Thursday 7 July 2016

Uber Technologies Inc. has raised $1.15 billion from a new high-yield loan, according to a person familiar with the matter, as the ride-hailing company stockpiles cash to ward off regulatory and competitive threats around the world.

The new leveraged loan, Uber’s first, brings the amount raised in debt and equity to more than $15 billion and helps its existing shareholder base avoid stock dilution.

Uber will pay a yield of about 5% on the leveraged loan, this person said. The Wall Street Journal first reported last month that Uber hired banks to issue debt of up to $2 billion with a yield of 4% to 4.5%.

The average yield of new leveraged loans ranges from 3.9% to 5.5%, according to data from S&P Global Market Intelligence LCD. First-time issuers typically pay higher yields.
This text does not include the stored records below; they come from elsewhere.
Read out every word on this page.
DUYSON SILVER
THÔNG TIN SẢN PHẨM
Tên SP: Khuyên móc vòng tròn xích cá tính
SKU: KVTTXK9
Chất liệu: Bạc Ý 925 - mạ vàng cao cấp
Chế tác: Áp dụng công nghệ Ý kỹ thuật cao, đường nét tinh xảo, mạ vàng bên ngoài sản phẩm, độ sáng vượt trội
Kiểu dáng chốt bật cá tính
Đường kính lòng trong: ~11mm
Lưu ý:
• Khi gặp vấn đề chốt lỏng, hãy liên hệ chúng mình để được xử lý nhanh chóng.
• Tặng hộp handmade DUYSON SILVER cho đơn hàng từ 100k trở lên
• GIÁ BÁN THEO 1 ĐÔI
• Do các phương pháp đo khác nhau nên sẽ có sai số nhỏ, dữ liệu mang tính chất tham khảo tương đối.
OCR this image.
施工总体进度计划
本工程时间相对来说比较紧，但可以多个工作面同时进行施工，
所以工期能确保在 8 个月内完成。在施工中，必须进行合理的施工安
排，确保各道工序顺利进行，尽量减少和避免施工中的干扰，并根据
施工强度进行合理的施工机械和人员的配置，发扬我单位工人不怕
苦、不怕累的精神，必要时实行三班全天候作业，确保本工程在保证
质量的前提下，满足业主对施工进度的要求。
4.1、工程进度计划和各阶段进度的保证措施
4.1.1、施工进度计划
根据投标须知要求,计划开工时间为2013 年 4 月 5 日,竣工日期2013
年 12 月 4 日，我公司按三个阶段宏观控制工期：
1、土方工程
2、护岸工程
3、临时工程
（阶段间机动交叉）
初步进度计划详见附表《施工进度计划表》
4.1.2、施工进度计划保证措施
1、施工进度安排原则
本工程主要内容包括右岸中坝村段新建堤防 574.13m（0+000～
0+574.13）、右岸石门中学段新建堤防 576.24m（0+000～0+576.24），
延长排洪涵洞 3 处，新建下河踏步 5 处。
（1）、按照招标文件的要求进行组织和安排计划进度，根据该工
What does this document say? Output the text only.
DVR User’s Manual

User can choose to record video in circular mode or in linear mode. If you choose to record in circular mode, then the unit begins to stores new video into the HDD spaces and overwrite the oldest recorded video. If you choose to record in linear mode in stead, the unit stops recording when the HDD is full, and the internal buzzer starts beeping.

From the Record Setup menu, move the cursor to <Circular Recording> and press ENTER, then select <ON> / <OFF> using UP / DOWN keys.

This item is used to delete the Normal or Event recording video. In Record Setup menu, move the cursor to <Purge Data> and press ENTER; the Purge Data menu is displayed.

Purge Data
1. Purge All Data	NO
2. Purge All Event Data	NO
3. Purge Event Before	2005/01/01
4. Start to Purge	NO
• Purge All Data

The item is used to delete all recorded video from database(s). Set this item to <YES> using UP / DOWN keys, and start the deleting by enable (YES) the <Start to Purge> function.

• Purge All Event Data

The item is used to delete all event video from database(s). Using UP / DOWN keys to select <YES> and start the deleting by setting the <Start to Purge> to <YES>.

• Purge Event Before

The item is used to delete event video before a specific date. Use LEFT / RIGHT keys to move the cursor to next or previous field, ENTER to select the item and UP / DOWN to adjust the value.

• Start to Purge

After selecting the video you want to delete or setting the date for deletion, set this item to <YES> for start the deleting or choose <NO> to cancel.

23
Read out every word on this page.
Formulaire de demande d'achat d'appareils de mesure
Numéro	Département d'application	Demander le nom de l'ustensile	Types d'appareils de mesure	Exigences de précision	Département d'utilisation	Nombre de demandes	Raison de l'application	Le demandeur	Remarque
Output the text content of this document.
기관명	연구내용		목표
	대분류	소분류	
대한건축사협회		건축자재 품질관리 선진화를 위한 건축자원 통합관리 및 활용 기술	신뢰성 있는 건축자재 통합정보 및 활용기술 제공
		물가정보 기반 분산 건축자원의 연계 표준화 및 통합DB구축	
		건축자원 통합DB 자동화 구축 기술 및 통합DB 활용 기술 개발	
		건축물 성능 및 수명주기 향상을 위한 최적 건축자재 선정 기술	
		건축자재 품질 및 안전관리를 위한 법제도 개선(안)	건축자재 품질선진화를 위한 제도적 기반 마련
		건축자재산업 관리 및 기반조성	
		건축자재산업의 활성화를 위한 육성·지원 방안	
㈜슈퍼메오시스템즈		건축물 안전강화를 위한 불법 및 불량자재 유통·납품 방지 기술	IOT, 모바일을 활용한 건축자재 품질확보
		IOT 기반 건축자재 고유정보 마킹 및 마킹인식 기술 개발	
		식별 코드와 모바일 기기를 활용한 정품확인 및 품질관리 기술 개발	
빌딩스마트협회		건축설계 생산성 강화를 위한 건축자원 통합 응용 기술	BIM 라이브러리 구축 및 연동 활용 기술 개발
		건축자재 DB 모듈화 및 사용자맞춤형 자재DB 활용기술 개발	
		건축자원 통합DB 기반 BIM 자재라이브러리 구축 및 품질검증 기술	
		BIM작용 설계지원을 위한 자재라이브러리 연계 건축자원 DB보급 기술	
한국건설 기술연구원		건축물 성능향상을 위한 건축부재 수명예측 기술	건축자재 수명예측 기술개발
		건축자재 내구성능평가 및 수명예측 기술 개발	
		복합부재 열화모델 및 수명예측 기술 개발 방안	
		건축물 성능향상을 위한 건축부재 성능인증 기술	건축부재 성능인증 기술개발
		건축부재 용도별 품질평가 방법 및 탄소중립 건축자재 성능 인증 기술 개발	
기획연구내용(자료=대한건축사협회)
Uber’s loan was arranged by four banks, with Morgan Stanley leading and Barclays PLC, Citigroup Inc. and Goldman Sachs Group Inc. participating, according to the person.

Uber is getting more creative in seeking out unorthodox sources of capital to fuel its rapid global expansion. The debt deal comes a month after the company closed a $3.5 billion investment from Saudi Arabia’s sovereign-wealth fund, part of the single-largest injection into a venture-backed company of all time.

Uber’s diverse investor sources include venture-capital firms like Benchmark, mutual funds such as Fidelity Investments, and the Saudi and Qatari governments. The startup last year worked with Goldman Sachs Group Inc. to raise $1.6 billion in convertible debt from the bank’s wealthy clients.

By issuing debt rather than equity, Uber helps its shareholders preserve their stakes in the company. Uber Chief Executive Travis Kalanick has indicated the company is unlikely to go public for at least another year.

Startup technology companies rarely tap the leveraged-loan market because institutional investors usually reject borrowing requests from companies like Uber that lose money. Unlike stock pickers, who often buy on expectations of growth, debt investors focus on a company’s ability to generate the cash it needs to repay obligations.